Aim : To evaluate the effect of pegylated interferon-α administration on platelet plug formation and von Willebrand factor antigen release in patients with chronic hepatitis C.
Methods : Thirty patients with chronic hepatitis C (genotype 1; fibrosis 1–3: n = 16, cirrhosis: n = 14) received a single dose of 9 MU interferon-α2a, followed by weekly administration of 180 μg of pegylated interferon-α2a/ribavirin for 48 weeks. Platelet counts, platelet function (collagen–epinephrine-induced closure time) and von Willebrand factor antigen were measured.

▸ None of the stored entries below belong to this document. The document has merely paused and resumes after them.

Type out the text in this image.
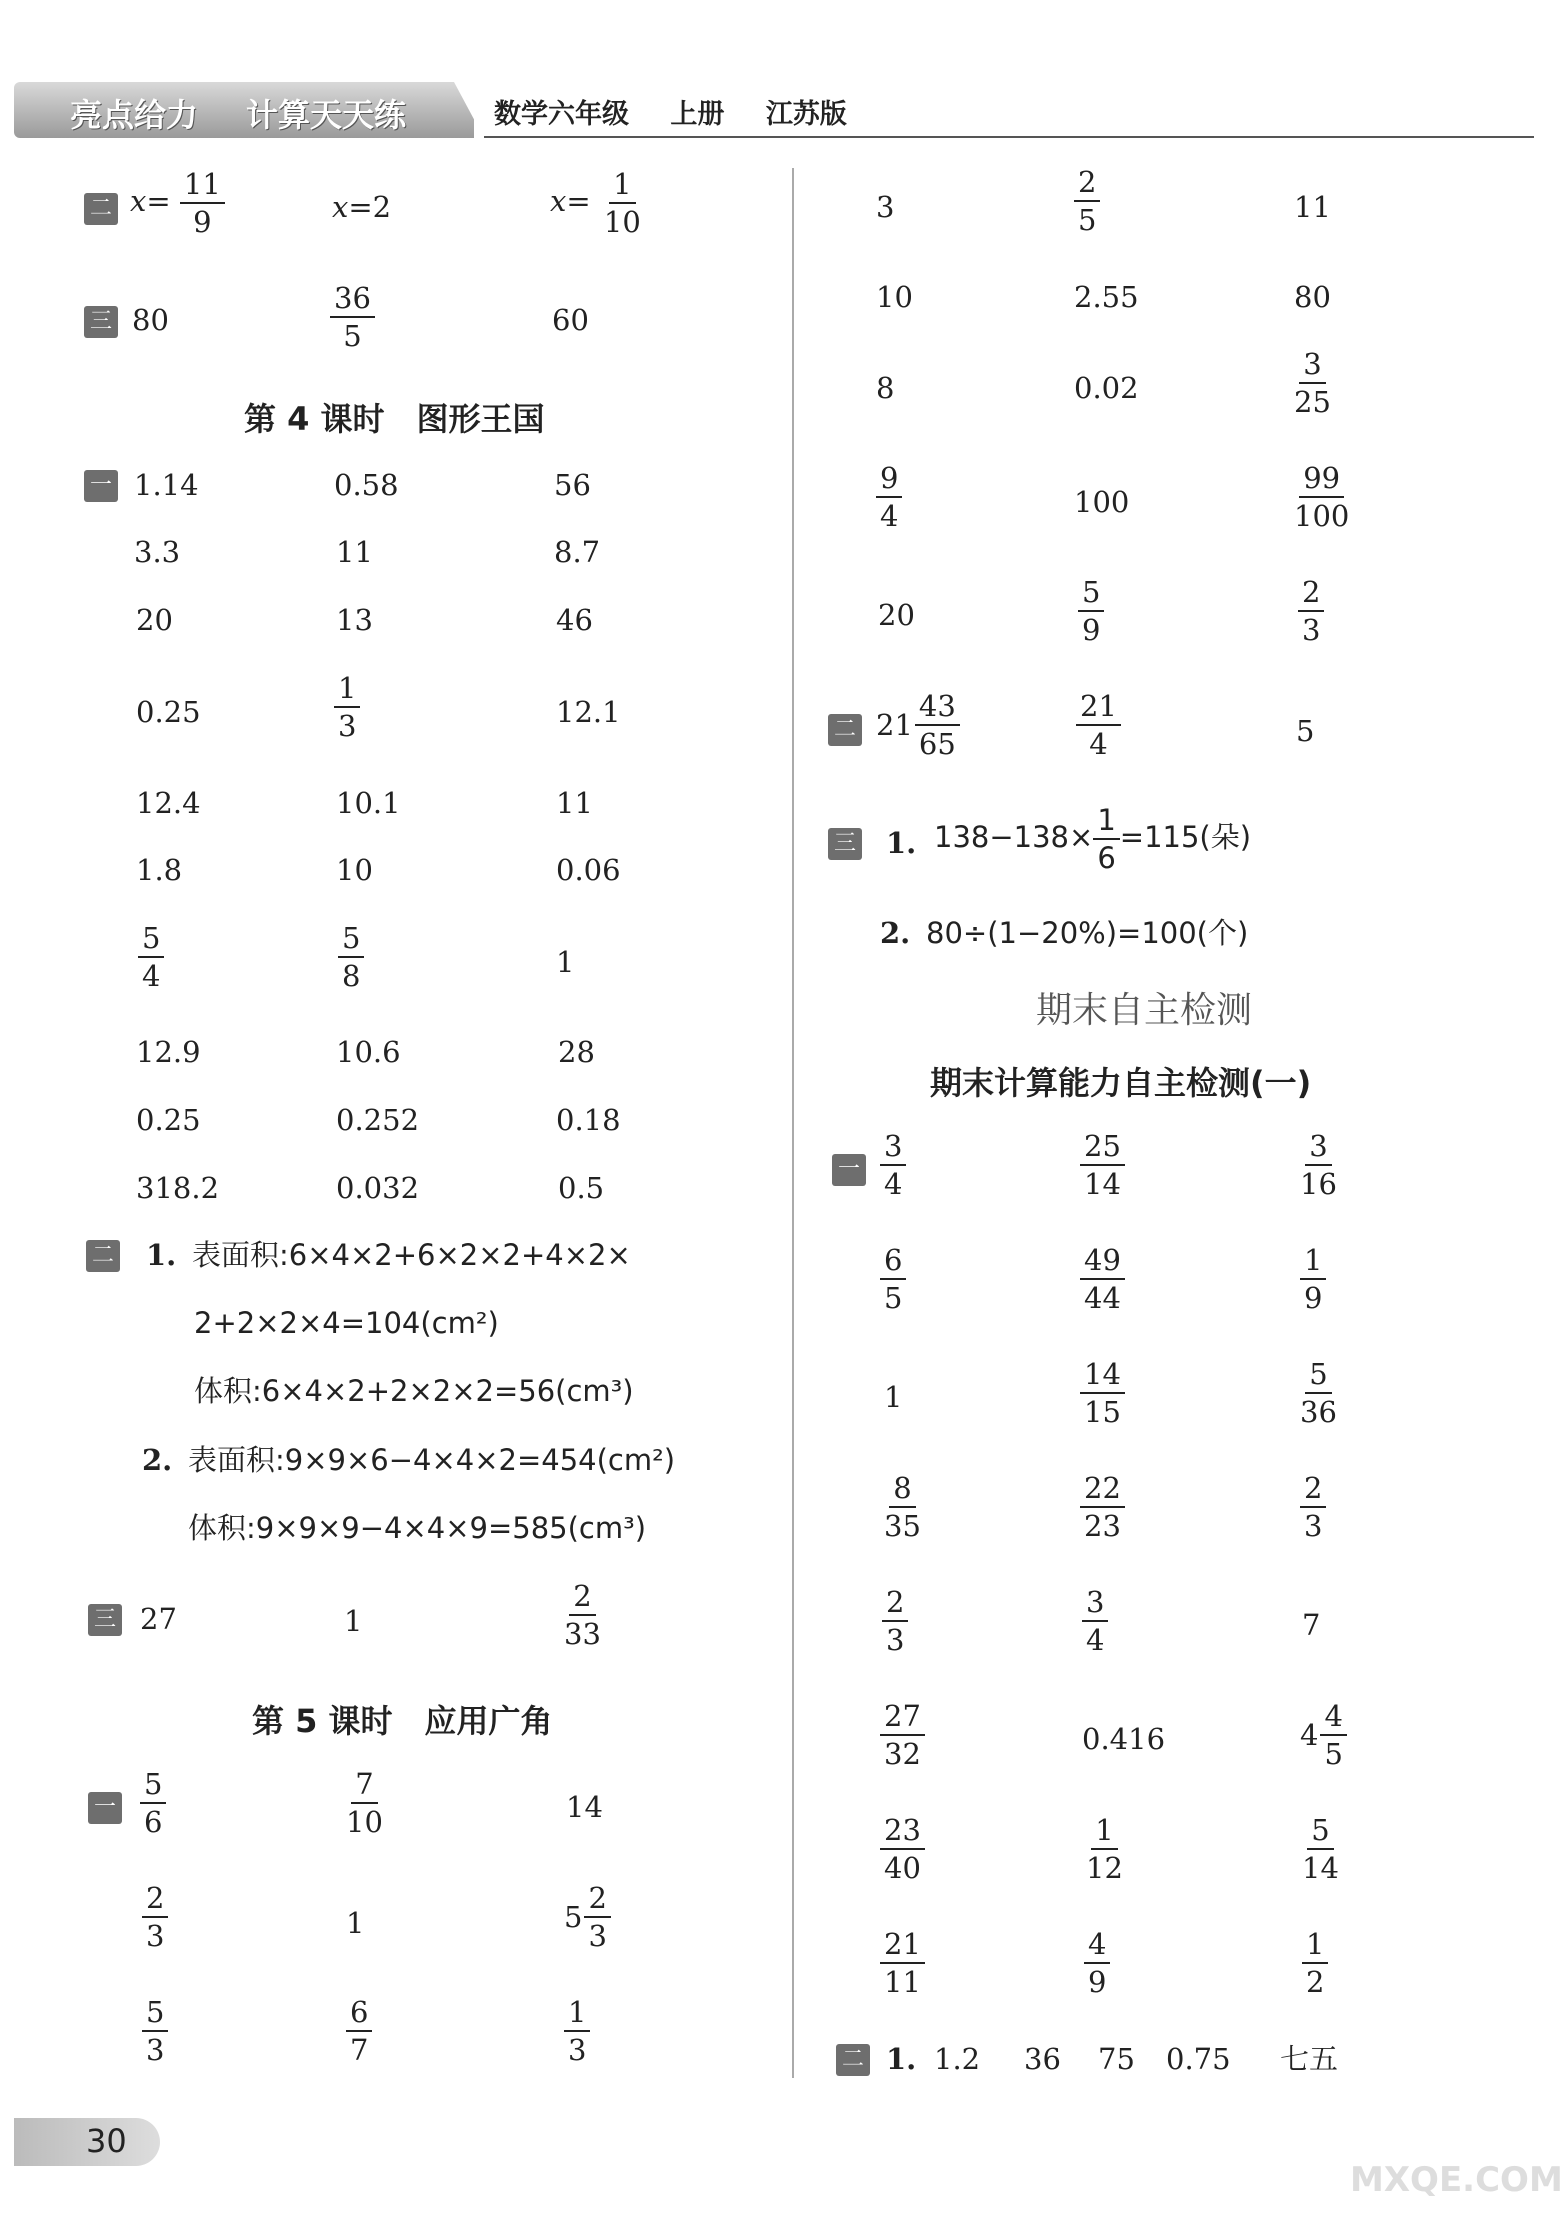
亮点给力 计算天天练	数学六年级 上册 江苏版
二 $x= \frac{11}{9}$	x=2	$x= \frac{1}{10}$
三 80	$\frac{36}{5}$	60
第 4 课时　图形王国
一 1.14	0.58	56
3.3	11	8.7
20	13	46
0.25	$\frac{1}{3}$	12.1
12.4	10.1	11
1.8	10	0.06
$\frac{5}{4}$	$\frac{5}{8}$	1
12.9	10.6	28
0.25	0.252	0.18
318.2	0.032	0.5
二 1. 表面积:6×4×2+6×2×2+4×2×
2+2×2×4=104(cm²)
体积:6×4×2+2×2×2=56(cm³)
2. 表面积:9×9×6−4×4×2=454(cm²)
体积:9×9×9−4×4×9=585(cm³)
三 27	1	$\frac{2}{33}$
第 5 课时　应用广角
一 $\frac{5}{6}$	$\frac{7}{10}$	14
$\frac{2}{3}$	1	$5 \frac{2}{3}$
$\frac{5}{3}$	$\frac{6}{7}$	$\frac{1}{3}$
3	$\frac{2}{5}$	11
10	2.55	80
8	0.02	$\frac{3}{25}$
$\frac{9}{4}$	100	$\frac{99}{100}$
20	$\frac{5}{9}$	$\frac{2}{3}$
二 $21 \frac{43}{65}$	$\frac{21}{4}$	5
三 1. $138-138\times \frac{1}{6} =115$(朵)
2. 80÷(1−20%)=100(个)
期末自主检测
期末计算能力自主检测(一)
一 $\frac{3}{4}$	$\frac{25}{14}$	$\frac{3}{16}$
$\frac{6}{5}$	$\frac{49}{44}$	$\frac{1}{9}$
1	$\frac{14}{15}$	$\frac{5}{36}$
$\frac{8}{35}$	$\frac{22}{23}$	$\frac{2}{3}$
$\frac{2}{3}$	$\frac{3}{4}$	7
$\frac{27}{32}$	0.416	$4 \frac{4}{5}$
$\frac{23}{40}$	$\frac{1}{12}$	$\frac{5}{14}$
$\frac{21}{11}$	$\frac{4}{9}$	$\frac{1}{2}$
二 1. 1.2 36 75 0.75 七五
30
MXQE.COM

Results : Platelet counts and collagen–epinephrine-induced closure time decreased by 13% and 16%, respectively, 24 h after the first dose of interferon-α2a, and von Willebrand factor antigen levels increased by 31% (P < 0.01) compared with baseline. During a 48-week observation period, platelet counts decreased by a maximum of 33% (P < 0.001), von Willebrand factor antigen levels increased by 69% (P < 0.001) whereas collagen–epinephrine-induced closure time did not change. In noncirrhotic patients, the increase of von Willebrand factor antigen levels was maintained throughout therapy without a change in collagen–epinephrine-induced closure time. In contrast, in cirrhotics, von Willebrand factor antigen levels did not increase, while collagen–epinephrine-induced closure time was prolonged.
Conclusion : Single-dose interferon-α decreases platelet counts but improves platelet function, possibly by the release of von Willebrand factor antigen. Accordingly, long-term antiviral treatment had no effect on collagen–epinephrine-induced closure time, despite the decrease in platelet count in noncirrhotic patients. Such a compensation of decreased platelet counts by increased von Willebrand factor antigen level did not occur in cirrhotics.